Uma das minhas tentativas mais persistentes e mais difíceis é a de ensinar aos meus alunos de nível avançado, àqueles que permanecem comigo por lustros e décadas (tenho alunos que frequentam as minhas oficinas há mais de 15 anos), que os símbolos e as alegorias são o sangue e o plasma da significação. Quem lê somente os signos linguísticos não lê nada. E, às vezes, deslê.
Um bom espaço para se treinar esse olhar decodificador, olhar capaz de ler à contraluz, é a mídia impressa.
Tomemos um caso, a saber, no Jornal O Sul, edição de 25 de junho de 2011.
À página 8 do Caderno Reportagem, vemos uma foto linda, em que Tony Blair sorri para o filho Leo, que está em seu colo. O texto conta uma história estranha.

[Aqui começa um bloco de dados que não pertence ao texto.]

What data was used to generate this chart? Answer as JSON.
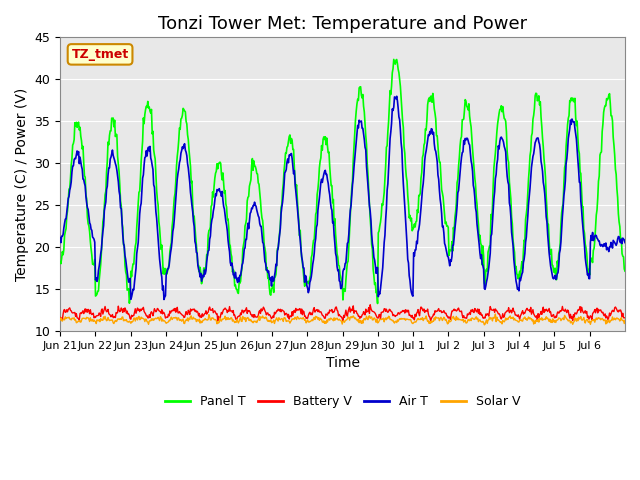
{
  "title": "Tonzi Tower Met: Temperature and Power",
  "xlabel": "Time",
  "ylabel": "Temperature (C) / Power (V)",
  "annotation": "TZ_tmet",
  "ylim": [
    10,
    45
  ],
  "n_days": 16,
  "x_tick_labels": [
    "Jun 21",
    "Jun 22",
    "Jun 23",
    "Jun 24",
    "Jun 25",
    "Jun 26",
    "Jun 27",
    "Jun 28",
    "Jun 29",
    "Jun 30",
    "Jul 1",
    "Jul 2",
    "Jul 3",
    "Jul 4",
    "Jul 5",
    "Jul 6"
  ],
  "colors": {
    "panel_t": "#00FF00",
    "battery_v": "#FF0000",
    "air_t": "#0000CC",
    "solar_v": "#FFA500"
  },
  "legend_labels": [
    "Panel T",
    "Battery V",
    "Air T",
    "Solar V"
  ],
  "background_color": "#FFFFFF",
  "plot_bg_color": "#E8E8E8",
  "grid_color": "#FFFFFF",
  "title_fontsize": 13,
  "axis_fontsize": 10,
  "tick_fontsize": 9,
  "panel_t_min": [
    18,
    14,
    17,
    17,
    16,
    15,
    15,
    16,
    14,
    22,
    22,
    19,
    16,
    17,
    17,
    18
  ],
  "panel_t_max": [
    35,
    35,
    37,
    36,
    30,
    30,
    33,
    33,
    39,
    42,
    38,
    37,
    37,
    38,
    38,
    38
  ],
  "air_t_min": [
    21,
    16,
    14,
    17,
    16,
    16,
    16,
    15,
    17,
    14,
    19,
    18,
    15,
    16,
    16,
    21
  ],
  "air_t_max": [
    31,
    31,
    32,
    32,
    27,
    25,
    31,
    29,
    35,
    38,
    34,
    33,
    33,
    33,
    35,
    20
  ]
}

Na festa de aniversário de 11 anos, o menino teria cobrado 11,3 euros de cada coleguinha pela participação na festa.
Um menino multimilionário, que recebe os colegas e amigos na mansão da família, cujo pai cobra fortunas por consultorias, precisa cobrar 11,3 euros? E por que esse preciosismo? Por que não 10 euros, para facilitar o troco? Ou 12?
Jornalistas ingênuos, e leitores comuns, de poucas luzes, como os chamo, que não conhecem a linguagem simbólica dos muitos esoterismos, atêm-se à curiosidade do episódio, ao insólito da festa, e perdem o essencial, enrodilhado não no plot, mas na equação numérica da cobrança. Papai Blair, que é membro de conhecida sociedade secreta, declara, através do filho, o seu grau de importância: 11 x 3 = 33. Grau 33, se alguém ainda tinha dúvidas. E como toda ação esotérica precisa ser dupla, Blair manda um recado aos seus pares, através da "insólita" festinha do rebento: 11 e 3.
Página 11, parágrafo 3? 11 horas e 30 minutos? Latitude 11 e longitude 3? Artigo 11 e inciso 3?
Quem sabe, sabe. Quem tem a chave, decifra. Não foi sempre assim, decifra-me ou te devoro? Quem não sabe é boi de piranha, massa de manobra, inocente últi.
Se o persongaem e o enredo são a matéria de uma história, o símbolo e a alegoria são a sua energia. Sempre é bom lembrar que energia é matéria acelerada à velocidade da luz ao quadrado. Quem não compreende essa simples equação da teoria da relatividade, cai no truísmo de imaginar que não existam temas significativos.
Uma história só será significativa se funcionar como funcionam as mensagens esotéricas: para os tolos e ingênuos, 11,3 euros são só o preço do ingresso na festinha. No outro nível, lá onde a verdadeira significação se constitui, 11,3 euros são uma sofisticada, simbólica e irônica mensagem.
O bom escritor, como o bom esotérico, escreve para os dois grupos de leitores.